BearCavalry wrote:
I've always believed that the argument of first cause/uncaused cause is an unbeatable argument for proving the concept of God.
It doesn't prove whether Christians, Muslims, Jews, or Jainists have the right idea about God. It doesn't prove whether God is good or evil. It doesn't prove whether God is a personal, loving entity or something as impersonal as some self-causing physics concept that propogates the galaxy.
But I think it does prove the existence of God if God is defined as an entity so infinitely powerful that it becomes self-causing by permeating all time and space. I just don't logically see how something could come out of nothing. In my opinion, that's an absolute, self-evident truth the way Descartes' "I think, therefore I am" is. However, I was curious if any of the cynics had anything to say.

I have always found the argument of first/uncaused cause to be a good example of poor logic that gives us no useful information.
Firstly, it smacks of naivety, where the argument is a kind of logical black box, where you put no useful information in, shake vigorously, and expect some conclusion of great significance to come out the other end. Common sense tells us you cannot get useful, significant information out of thin air, any more than a country can create true wealth and a high standard of living simply by printing money. Lot's of things in life are like that, where you don't even need to know the exact details of the argument, to know that the conclusion will be of little value. We are not even talking about garbage-in-garbage-out. We are talking about zero-information-in must equal zero-useful-information-out.

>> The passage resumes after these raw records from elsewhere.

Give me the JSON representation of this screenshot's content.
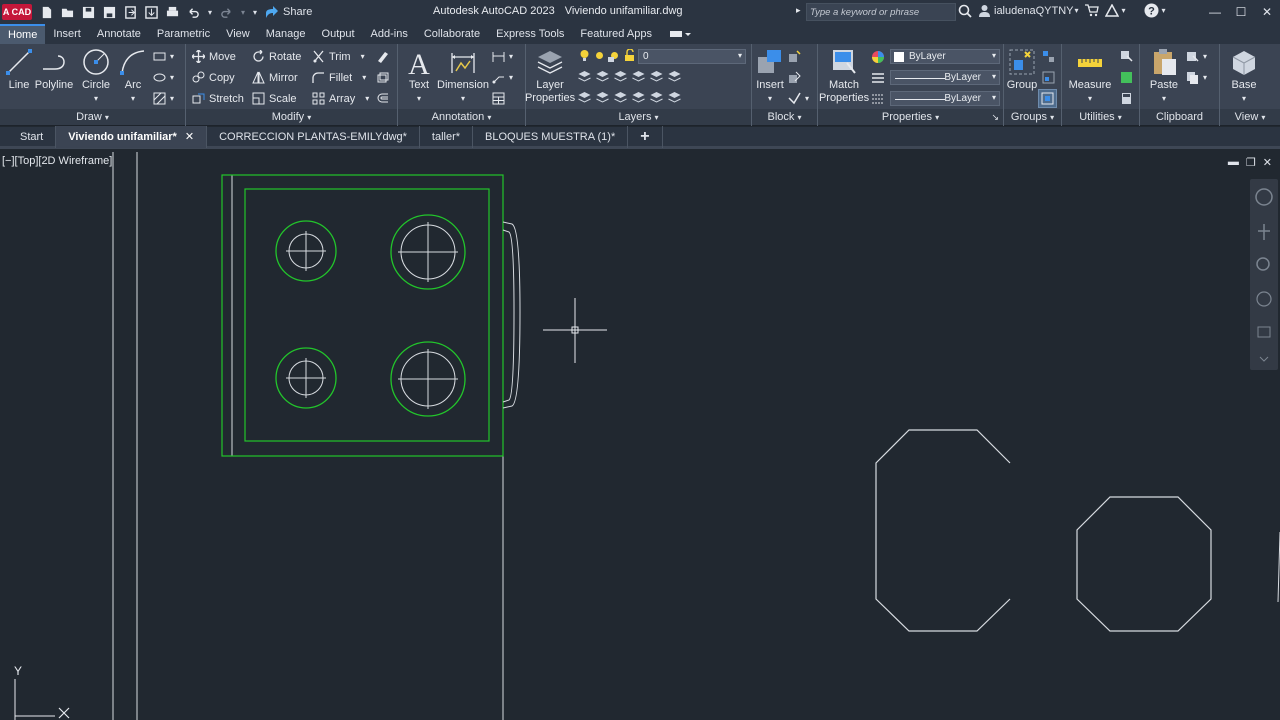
{
  "app": {
    "logo": "A CAD",
    "title_app": "Autodesk AutoCAD 2023",
    "title_file": "Viviendo unifamiliar.dwg",
    "share_label": "Share",
    "search_placeholder": "Type a keyword or phrase",
    "user": "ialudenaQYTNY"
  },
  "ribbon_tabs": [
    "Home",
    "Insert",
    "Annotate",
    "Parametric",
    "View",
    "Manage",
    "Output",
    "Add-ins",
    "Collaborate",
    "Express Tools",
    "Featured Apps"
  ],
  "draw": {
    "title": "Draw",
    "line": "Line",
    "polyline": "Polyline",
    "circle": "Circle",
    "arc": "Arc"
  },
  "modify": {
    "title": "Modify",
    "move": "Move",
    "rotate": "Rotate",
    "trim": "Trim",
    "copy": "Copy",
    "mirror": "Mirror",
    "fillet": "Fillet",
    "stretch": "Stretch",
    "scale": "Scale",
    "array": "Array"
  },
  "annotation": {
    "title": "Annotation",
    "text": "Text",
    "dimension": "Dimension"
  },
  "layers": {
    "title": "Layers",
    "layer_properties_1": "Layer",
    "layer_properties_2": "Properties",
    "current_layer": "0"
  },
  "block": {
    "title": "Block",
    "insert": "Insert"
  },
  "properties": {
    "title": "Properties",
    "match_1": "Match",
    "match_2": "Properties",
    "color": "ByLayer",
    "linetype": "ByLayer",
    "lineweight": "ByLayer"
  },
  "groups": {
    "title": "Groups",
    "group": "Group"
  },
  "utilities": {
    "title": "Utilities",
    "measure": "Measure"
  },
  "clipboard": {
    "title": "Clipboard",
    "paste": "Paste"
  },
  "view_panel": {
    "title": "View",
    "base": "Base"
  },
  "doc_tabs": [
    {
      "label": "Start"
    },
    {
      "label": "Viviendo unifamiliar*"
    },
    {
      "label": "CORRECCION PLANTAS-EMILYdwg*"
    },
    {
      "label": "taller*"
    },
    {
      "label": "BLOQUES MUESTRA (1)*"
    }
  ],
  "viewport": {
    "label": "[−][Top][2D Wireframe]",
    "ucs_y": "Y"
  },
  "colors": {
    "background": "#212830",
    "ribbon": "#3b4453",
    "entity_green": "#22c52b",
    "entity_white": "#d7dbe0",
    "accent": "#3b8eea"
  }
}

With that said, it is not surprising that it is easy to show that the argument is valueless.
Firstly, the argument creates a logical infinite loop, for the question will always remain, what caused whatever it is that you have placed at the end of the chain of causality? This is not kindergarten, so no special pleading is permitted. What and why caused whatever-it-is that caused the Universe?
Secondly, as you point out, it doesn't actually tell us anything about 'God', except to assign a name to that which we do not know. You can equally well substitute any word you like into the argument, such as 'Vix', instead of 'God' and the conclusion is equally valid or, to be more precise, equally meaningless. Many arguments of this sort end up to essentially be just a substitution of words. We can call the means and reason by which the Universe was created anything we like, such a 'Vix', or 'Tuk', or 'XXX', or 'Dog' or 'God', or whatever, but has this really gained us any useful knowledge that we did not know previously? Of course not. You can't gain true, useful knowledge of any significance just by assigning a name to something.

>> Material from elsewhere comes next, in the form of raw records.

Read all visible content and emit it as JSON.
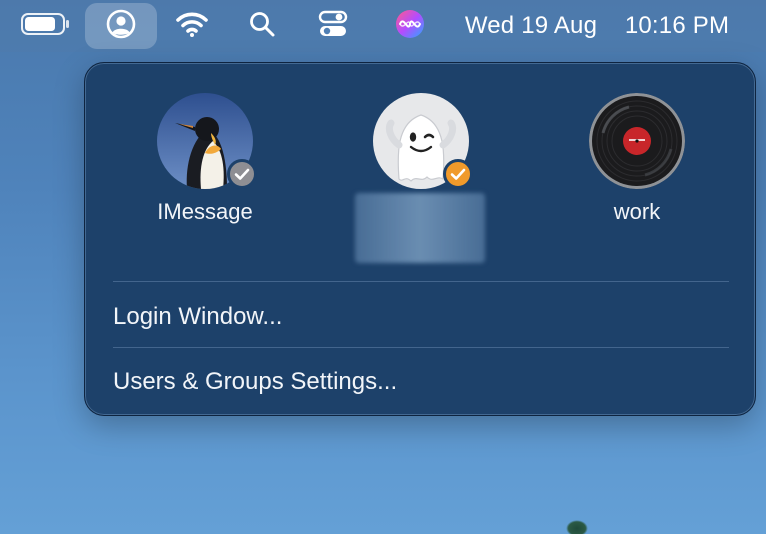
{
  "menubar": {
    "icons": {
      "battery": "battery-icon",
      "user": "user-circle-icon",
      "wifi": "wifi-icon",
      "search": "search-icon",
      "control_center": "control-center-icon",
      "siri": "siri-icon"
    },
    "date": "Wed 19 Aug",
    "time": "10:16 PM"
  },
  "popover": {
    "users": [
      {
        "name": "IMessage",
        "avatar": "penguin-avatar",
        "check_color": "#8e8e93",
        "active": false
      },
      {
        "name": "",
        "avatar": "ghost-avatar",
        "check_color": "#f09a2b",
        "active": true,
        "name_obscured": true
      },
      {
        "name": "work",
        "avatar": "vinyl-record-avatar",
        "check_color": null,
        "active": false
      }
    ],
    "menu": {
      "login_window": "Login Window...",
      "users_groups_settings": "Users & Groups Settings..."
    }
  },
  "colors": {
    "popover_bg": "#1d416a",
    "desktop_bg": "#4f83bb",
    "check_gray": "#8e8e93",
    "check_orange": "#f09a2b"
  }
}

What often happens next, is that the
WORD (and it is no more than that) that has just been assigned to mean the (unknown) 'cause and means by which the Universe was created', is then correlated with the word 'God' that appears in the Bible, which is a logical error on the grandest scale. There is no logical connection whatsoever, and grand confusion and delusion can only result from using the same word for both. As the word 'God' has alread been used in the Bible for an entity with many claimed powers, it is essential choose another word to mean 'the cause and means by which the Universe was created', being the word that was defined in the 'argument'. It doesn't really matter what word you use in the argument, but I would suggest something like 'Cambuc', being a convenient abbreviation for the (unknown) 'Cause And Means By which the Universe was Created'. Then there is no confusion. My apologies to BearCavalry, who I think understands this last point well.
The final conclusion is that the 'first/uncaused cause' argument doesn't teach us anything of value, except to assign a word (I prefer to use the word Cambuc) to the unknown cause and origin of the Universe.